Na realidade, tal convite não é, de modo algum, irrelevante. Tenha-se em consideração que, durante um longo período, anterior à tomada de posse da actual administração, parecia haver, digamos, uma estratégia avessa à comunicação, no sentido mesmo de evitar a participação dos cidadãos nos programas cujos detalhes, características e consequências só mais tarde, sempre só a posteriori, seriam conhecidos.

Tal atitude prova e demonstra à saciedade como a nossa opinião, de facto, não era desejada. Felizmente, as coisas mudaram radicalmente. Hoje em dia, nada impede que reunamos deste modo, se bem que a nossa opinião acabe por ser determinante para a elaboração do vosso relatório. De qualquer modo, esta situação também terá de ser entendida no positivo contexto de atitudes prévias e análogas, envolvendo os cidadãos locais nos programas da PSML.

Entremos na matéria. No que respeita aos trabalhos de restauro e recuperação em curso em certos edifícios classificados, é com a maior satisfação que afirmo não me ser possível apontar seja o que for como crítica negativa. Tanto o Palácio de Monserrate como o Chalé da Condessa, sofisticados casos de estudo, realmente evidenciam uma actividade absolutamente paradigmática, demonstrando a correcção de procedimentos neste domínio, de acordo com o que se encontra internacionalmente estabelecido.

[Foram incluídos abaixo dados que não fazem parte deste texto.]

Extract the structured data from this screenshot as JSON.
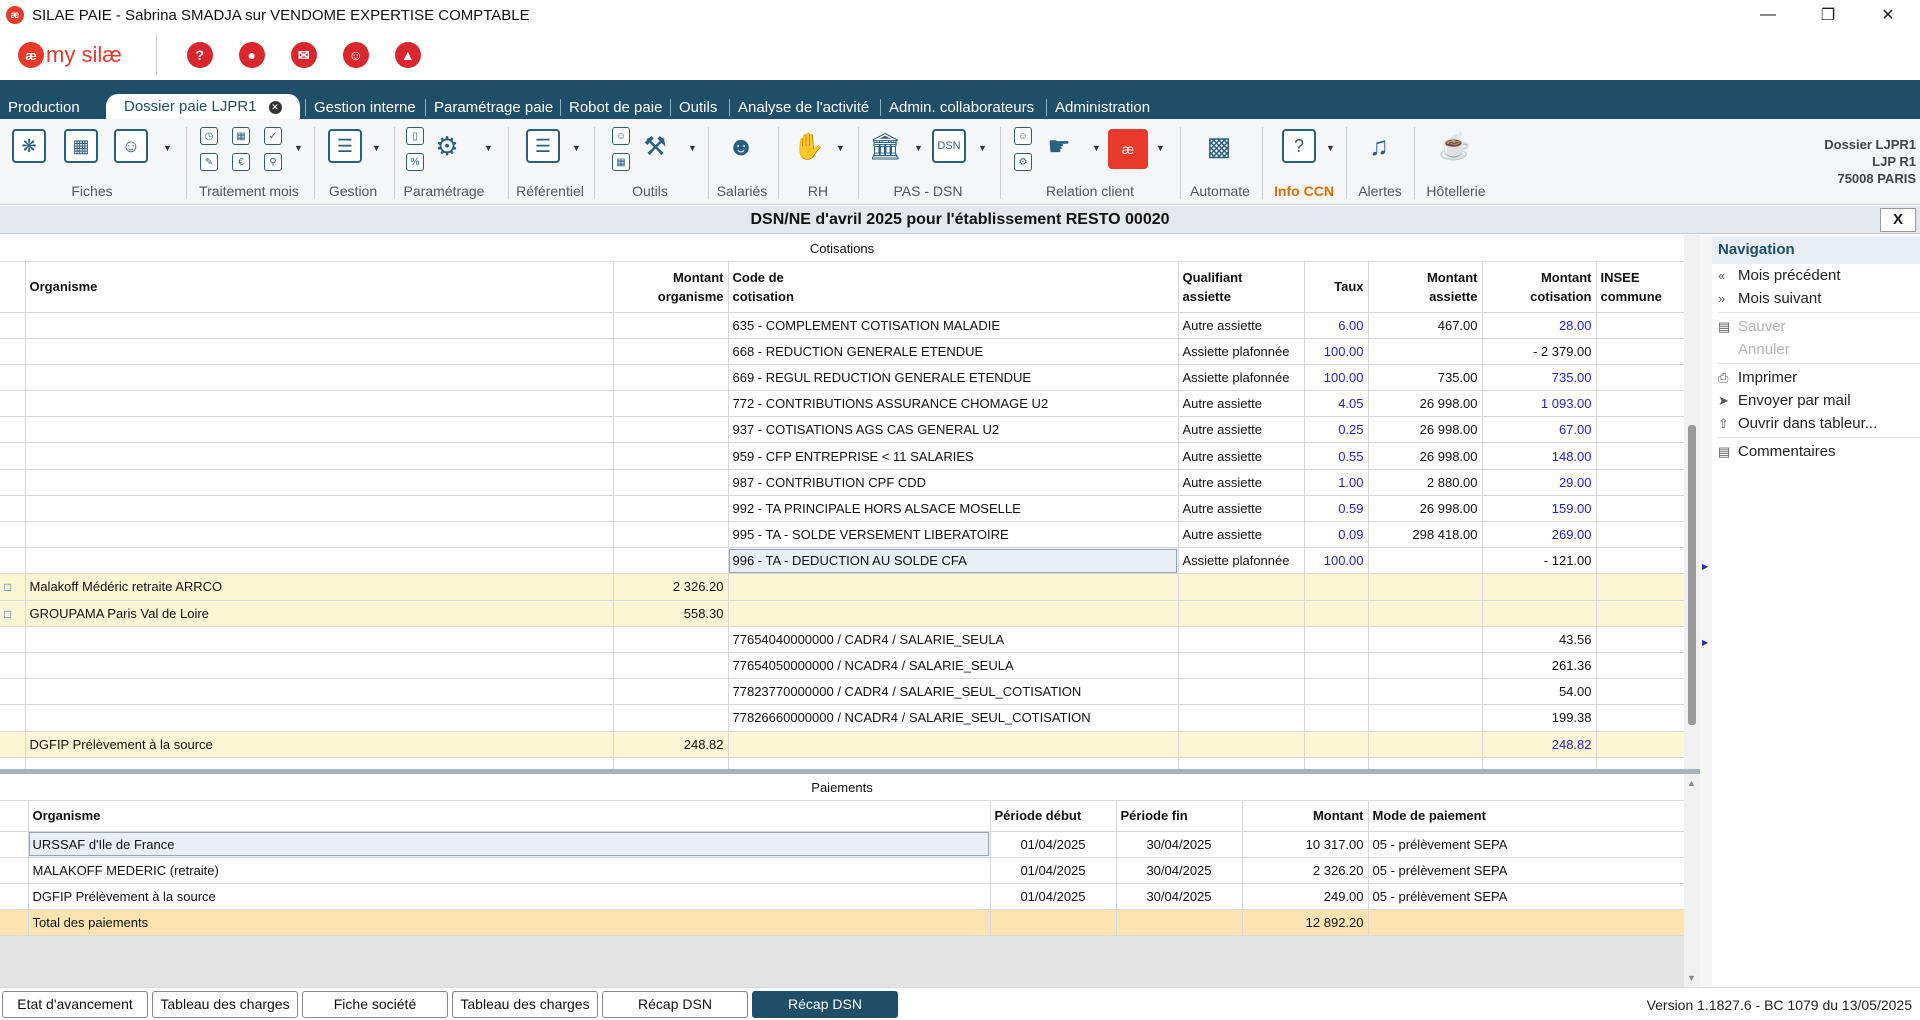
{
  "window": {
    "title": "SILAE PAIE - Sabrina SMADJA sur VENDOME EXPERTISE COMPTABLE"
  },
  "menu": {
    "items": [
      {
        "label": "Production"
      },
      {
        "label": "Dossier paie LJPR1",
        "active": true
      },
      {
        "label": "Gestion interne"
      },
      {
        "label": "Paramétrage paie"
      },
      {
        "label": "Robot de paie"
      },
      {
        "label": "Outils"
      },
      {
        "label": "Analyse de l'activité"
      },
      {
        "label": "Admin. collaborateurs"
      },
      {
        "label": "Administration"
      }
    ]
  },
  "ribbon": {
    "groups": [
      "Fiches",
      "Traitement mois",
      "Gestion",
      "Paramétrage",
      "Référentiel",
      "Outils",
      "Salariés",
      "RH",
      "PAS - DSN",
      "Relation client",
      "Automate",
      "Info CCN",
      "Alertes",
      "Hôtellerie"
    ],
    "dsn_icon_text": "DSN"
  },
  "dossier": {
    "line1": "Dossier LJPR1",
    "line2": "LJP R1",
    "line3": "75008 PARIS"
  },
  "dsn_title": "DSN/NE d'avril 2025 pour l'établissement RESTO 00020",
  "close_label": "X",
  "cotisations": {
    "section_title": "Cotisations",
    "headers": {
      "organisme": "Organisme",
      "montant_org_1": "Montant",
      "montant_org_2": "organisme",
      "code_1": "Code de",
      "code_2": "cotisation",
      "qualif_1": "Qualifiant",
      "qualif_2": "assiette",
      "taux": "Taux",
      "massiette_1": "Montant",
      "massiette_2": "assiette",
      "mcotis_1": "Montant",
      "mcotis_2": "cotisation",
      "insee_1": "INSEE",
      "insee_2": "commune"
    },
    "rows": [
      {
        "type": "line",
        "organisme": "",
        "montant_org": "",
        "code": "635 - COMPLEMENT COTISATION MALADIE",
        "qualif": "Autre assiette",
        "taux": "6.00",
        "assiette": "467.00",
        "cotisation": "28.00",
        "blue": true
      },
      {
        "type": "line",
        "organisme": "",
        "montant_org": "",
        "code": "668 - REDUCTION GENERALE ETENDUE",
        "qualif": "Assiette plafonnée",
        "taux": "100.00",
        "assiette": "",
        "cotisation": "- 2 379.00",
        "blue": false
      },
      {
        "type": "line",
        "organisme": "",
        "montant_org": "",
        "code": "669 - REGUL REDUCTION GENERALE ETENDUE",
        "qualif": "Assiette plafonnée",
        "taux": "100.00",
        "assiette": "735.00",
        "cotisation": "735.00",
        "blue": true
      },
      {
        "type": "line",
        "organisme": "",
        "montant_org": "",
        "code": "772 - CONTRIBUTIONS ASSURANCE CHOMAGE U2",
        "qualif": "Autre assiette",
        "taux": "4.05",
        "assiette": "26 998.00",
        "cotisation": "1 093.00",
        "blue": true
      },
      {
        "type": "line",
        "organisme": "",
        "montant_org": "",
        "code": "937 - COTISATIONS AGS CAS GENERAL U2",
        "qualif": "Autre assiette",
        "taux": "0.25",
        "assiette": "26 998.00",
        "cotisation": "67.00",
        "blue": true
      },
      {
        "type": "line",
        "organisme": "",
        "montant_org": "",
        "code": "959 - CFP ENTREPRISE < 11 SALARIES",
        "qualif": "Autre assiette",
        "taux": "0.55",
        "assiette": "26 998.00",
        "cotisation": "148.00",
        "blue": true
      },
      {
        "type": "line",
        "organisme": "",
        "montant_org": "",
        "code": "987 - CONTRIBUTION CPF CDD",
        "qualif": "Autre assiette",
        "taux": "1.00",
        "assiette": "2 880.00",
        "cotisation": "29.00",
        "blue": true
      },
      {
        "type": "line",
        "organisme": "",
        "montant_org": "",
        "code": "992 - TA PRINCIPALE HORS ALSACE MOSELLE",
        "qualif": "Autre assiette",
        "taux": "0.59",
        "assiette": "26 998.00",
        "cotisation": "159.00",
        "blue": true
      },
      {
        "type": "line",
        "organisme": "",
        "montant_org": "",
        "code": "995 - TA - SOLDE VERSEMENT LIBERATOIRE",
        "qualif": "Autre assiette",
        "taux": "0.09",
        "assiette": "298 418.00",
        "cotisation": "269.00",
        "blue": true
      },
      {
        "type": "line",
        "organisme": "",
        "montant_org": "",
        "code": "996 - TA - DEDUCTION AU SOLDE CFA",
        "qualif": "Assiette plafonnée",
        "taux": "100.00",
        "assiette": "",
        "cotisation": "- 121.00",
        "blue": false,
        "selected": true
      },
      {
        "type": "org",
        "organisme": "Malakoff Médéric retraite ARRCO",
        "montant_org": "2 326.20",
        "code": "",
        "qualif": "",
        "taux": "",
        "assiette": "",
        "cotisation": "",
        "chat": true
      },
      {
        "type": "org",
        "organisme": "GROUPAMA Paris Val de Loire",
        "montant_org": "558.30",
        "code": "",
        "qualif": "",
        "taux": "",
        "assiette": "",
        "cotisation": "",
        "chat": true
      },
      {
        "type": "line",
        "organisme": "",
        "montant_org": "",
        "code": "77654040000000 / CADR4 / SALARIE_SEULA",
        "qualif": "",
        "taux": "",
        "assiette": "",
        "cotisation": "43.56",
        "blue": false
      },
      {
        "type": "line",
        "organisme": "",
        "montant_org": "",
        "code": "77654050000000 / NCADR4 / SALARIE_SEULA",
        "qualif": "",
        "taux": "",
        "assiette": "",
        "cotisation": "261.36",
        "blue": false
      },
      {
        "type": "line",
        "organisme": "",
        "montant_org": "",
        "code": "77823770000000 / CADR4 / SALARIE_SEUL_COTISATION",
        "qualif": "",
        "taux": "",
        "assiette": "",
        "cotisation": "54.00",
        "blue": false
      },
      {
        "type": "line",
        "organisme": "",
        "montant_org": "",
        "code": "77826660000000 / NCADR4 / SALARIE_SEUL_COTISATION",
        "qualif": "",
        "taux": "",
        "assiette": "",
        "cotisation": "199.38",
        "blue": false
      },
      {
        "type": "org",
        "organisme": "DGFIP Prélèvement à la source",
        "montant_org": "248.82",
        "code": "",
        "qualif": "",
        "taux": "",
        "assiette": "",
        "cotisation": "248.82",
        "blue": true
      }
    ]
  },
  "paiements": {
    "section_title": "Paiements",
    "headers": {
      "organisme": "Organisme",
      "debut": "Période début",
      "fin": "Période fin",
      "montant": "Montant",
      "mode": "Mode de paiement"
    },
    "rows": [
      {
        "organisme": "URSSAF d'Ile de France",
        "debut": "01/04/2025",
        "fin": "30/04/2025",
        "montant": "10 317.00",
        "mode": "05 - prélèvement SEPA",
        "selected": true
      },
      {
        "organisme": "MALAKOFF MEDERIC (retraite)",
        "debut": "01/04/2025",
        "fin": "30/04/2025",
        "montant": "2 326.20",
        "mode": "05 - prélèvement SEPA"
      },
      {
        "organisme": "DGFIP Prélèvement à la source",
        "debut": "01/04/2025",
        "fin": "30/04/2025",
        "montant": "249.00",
        "mode": "05 - prélèvement SEPA"
      }
    ],
    "total": {
      "label": "Total des paiements",
      "montant": "12 892.20"
    }
  },
  "navigation": {
    "title": "Navigation",
    "items": [
      {
        "label": "Mois précédent",
        "icon": "double-chevron-left-icon",
        "disabled": false
      },
      {
        "label": "Mois suivant",
        "icon": "double-chevron-right-icon",
        "disabled": false
      },
      {
        "label": "Sauver",
        "icon": "save-icon",
        "disabled": true
      },
      {
        "label": "Annuler",
        "icon": "",
        "disabled": true
      },
      {
        "label": "Imprimer",
        "icon": "printer-icon",
        "disabled": false
      },
      {
        "label": "Envoyer par mail",
        "icon": "send-icon",
        "disabled": false
      },
      {
        "label": "Ouvrir dans tableur...",
        "icon": "export-icon",
        "disabled": false
      },
      {
        "label": "Commentaires",
        "icon": "comment-icon",
        "disabled": false
      }
    ]
  },
  "bottom_tabs": [
    {
      "label": "Etat d'avancement"
    },
    {
      "label": "Tableau des charges"
    },
    {
      "label": "Fiche société"
    },
    {
      "label": "Tableau des charges"
    },
    {
      "label": "Récap DSN"
    },
    {
      "label": "Récap DSN",
      "active": true
    }
  ],
  "version": "Version 1.1827.6 - BC 1079 du 13/05/2025"
}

Igualmente, no que se refere à gestão do património florestal, está em desenvolvimento uma campanha que compreende o indispensável desbaste e erradicação de espécies infestantes. É preciso ter em consideração que, em determinados locais, não houve qualquer espécie de intervenção durante décadas. Há alguns meses, algumas vozes bem intencionadas, declararam que a Monte da Lua estava a cometer um crime horroroso.

Naturalmente, tal não era verdade e, contestando-o, técnicos devidamente habilitados, que não apenas dos quadros da Monte da Lua – eu próprio visitei determinadas áreas, na companhia de um silvicultor austríaco que ficou com a melhor das impressões a partir das evidências – repuseram a verdade, esclarecendo como tais trabalhos eram essenciais para a saúde e segurança das espécies em presença. Todavia aquela ignorante opinião não deixou de fazer o seu caminho.

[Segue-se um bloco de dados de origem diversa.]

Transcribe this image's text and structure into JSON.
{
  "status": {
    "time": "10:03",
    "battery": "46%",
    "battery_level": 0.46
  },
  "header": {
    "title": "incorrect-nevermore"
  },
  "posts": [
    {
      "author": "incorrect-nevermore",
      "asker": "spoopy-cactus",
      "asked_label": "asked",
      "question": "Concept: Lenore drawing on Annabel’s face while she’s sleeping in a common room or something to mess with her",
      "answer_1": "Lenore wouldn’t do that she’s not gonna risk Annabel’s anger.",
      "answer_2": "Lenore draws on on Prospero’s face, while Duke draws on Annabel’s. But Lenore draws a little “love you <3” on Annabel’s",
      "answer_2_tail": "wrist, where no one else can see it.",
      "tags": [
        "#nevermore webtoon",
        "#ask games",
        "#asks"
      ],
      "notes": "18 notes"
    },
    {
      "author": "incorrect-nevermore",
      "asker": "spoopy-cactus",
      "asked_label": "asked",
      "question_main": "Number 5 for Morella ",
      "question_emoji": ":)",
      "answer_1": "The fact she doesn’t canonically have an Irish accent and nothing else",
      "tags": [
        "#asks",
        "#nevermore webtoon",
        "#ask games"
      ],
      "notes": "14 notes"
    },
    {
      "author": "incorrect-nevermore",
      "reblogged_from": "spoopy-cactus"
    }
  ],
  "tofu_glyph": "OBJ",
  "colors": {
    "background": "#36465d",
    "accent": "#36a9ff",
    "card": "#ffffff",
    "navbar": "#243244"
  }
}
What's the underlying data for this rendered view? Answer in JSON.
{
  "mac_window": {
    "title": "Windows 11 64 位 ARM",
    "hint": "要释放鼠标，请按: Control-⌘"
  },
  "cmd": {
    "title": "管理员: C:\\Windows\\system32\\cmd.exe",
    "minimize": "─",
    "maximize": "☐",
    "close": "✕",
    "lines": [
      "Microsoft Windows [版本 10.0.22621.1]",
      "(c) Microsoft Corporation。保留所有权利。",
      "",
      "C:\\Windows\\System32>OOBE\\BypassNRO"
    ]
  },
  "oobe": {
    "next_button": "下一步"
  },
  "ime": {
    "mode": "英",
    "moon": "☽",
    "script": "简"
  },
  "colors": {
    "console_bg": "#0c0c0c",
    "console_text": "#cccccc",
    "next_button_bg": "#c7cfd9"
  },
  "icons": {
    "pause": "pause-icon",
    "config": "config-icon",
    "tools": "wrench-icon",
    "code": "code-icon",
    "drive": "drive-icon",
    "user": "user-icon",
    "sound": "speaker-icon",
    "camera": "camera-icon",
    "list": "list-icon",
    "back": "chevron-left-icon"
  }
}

Estacionamento, problemas de trânsito e outras questões específicas


O estacionamento de automóveis é uma das mais preocupantes questões ainda não resolvidas em Sintra, porém, indubitavelmente relacionada com a problemática da preservação do património neste território. Na realidade, ainda não foi generalizadamente assumido, quer pelos cidadãos quer pelas entidades, que o próprio modo como se acede a um monumento, já é uma importante etapa do complexo acto cultural que, no seu todo, a visita constitui.

Assim sendo, ninguém à volta desta mesa poderá negar o desconforto de aceitar de boamente que, principalmente nos fins de semana e feriados, imensos condutores sejam autorizados e até mesmo incitados a estacionar as suas viaturas praticamente ao pé do Palácio da Pena. É uma vergonha. A propósito, igualmente impensável que a Câmara Municipal de Sintra se prepare para instalar um parque de estacionamento para trinta automóveis – sabem os senhores peritos onde? – pois muito bem, intramuros, na Quinta da Regaleira. Não fiquem perplexos. Em Sintra, tudo é possível.

Analogamente vergonhoso o trânsito de automóveis particulares, em ambos os sentidos, para cima e para baixo, na Rampa da Pena, a partir do centro histórico, em direcção ao Castelo dos Mouros e ao Palácio da Pena. De facto a Serra de Sintra está totalmente devassada, sem qualquer política que condicione o acesso dos automóveis particulares aos pontos mais altos. Consequentemente, todos os previsíveis perigos podem realmente acontecer. E, naturalmente, os nocivos efeitos no ambiente são directamente proporcionais à situação em presença.

Não é fácil entender porquê, depois de tantos anos, a Câmara Municipal de Sintra ainda não conseguiu resolver o problema, principalmente através da estratégica instalação de parques periféricos, nas três principais e há muito identificadas entradas de Sintra, nas freguesias de Santa Maria, São Pedro e São Martinho. Como acontece em tantos lugares congéneres, o pagamento do estacionamento em tais parques, estaria incluído no preço dos bilhetes, de toda a espécie de transportes públicos incluindo funiculares e veículos de tracção animal que, a partir desses locais, em estreita articulação, se dirigiriam aos inúmeros destinos.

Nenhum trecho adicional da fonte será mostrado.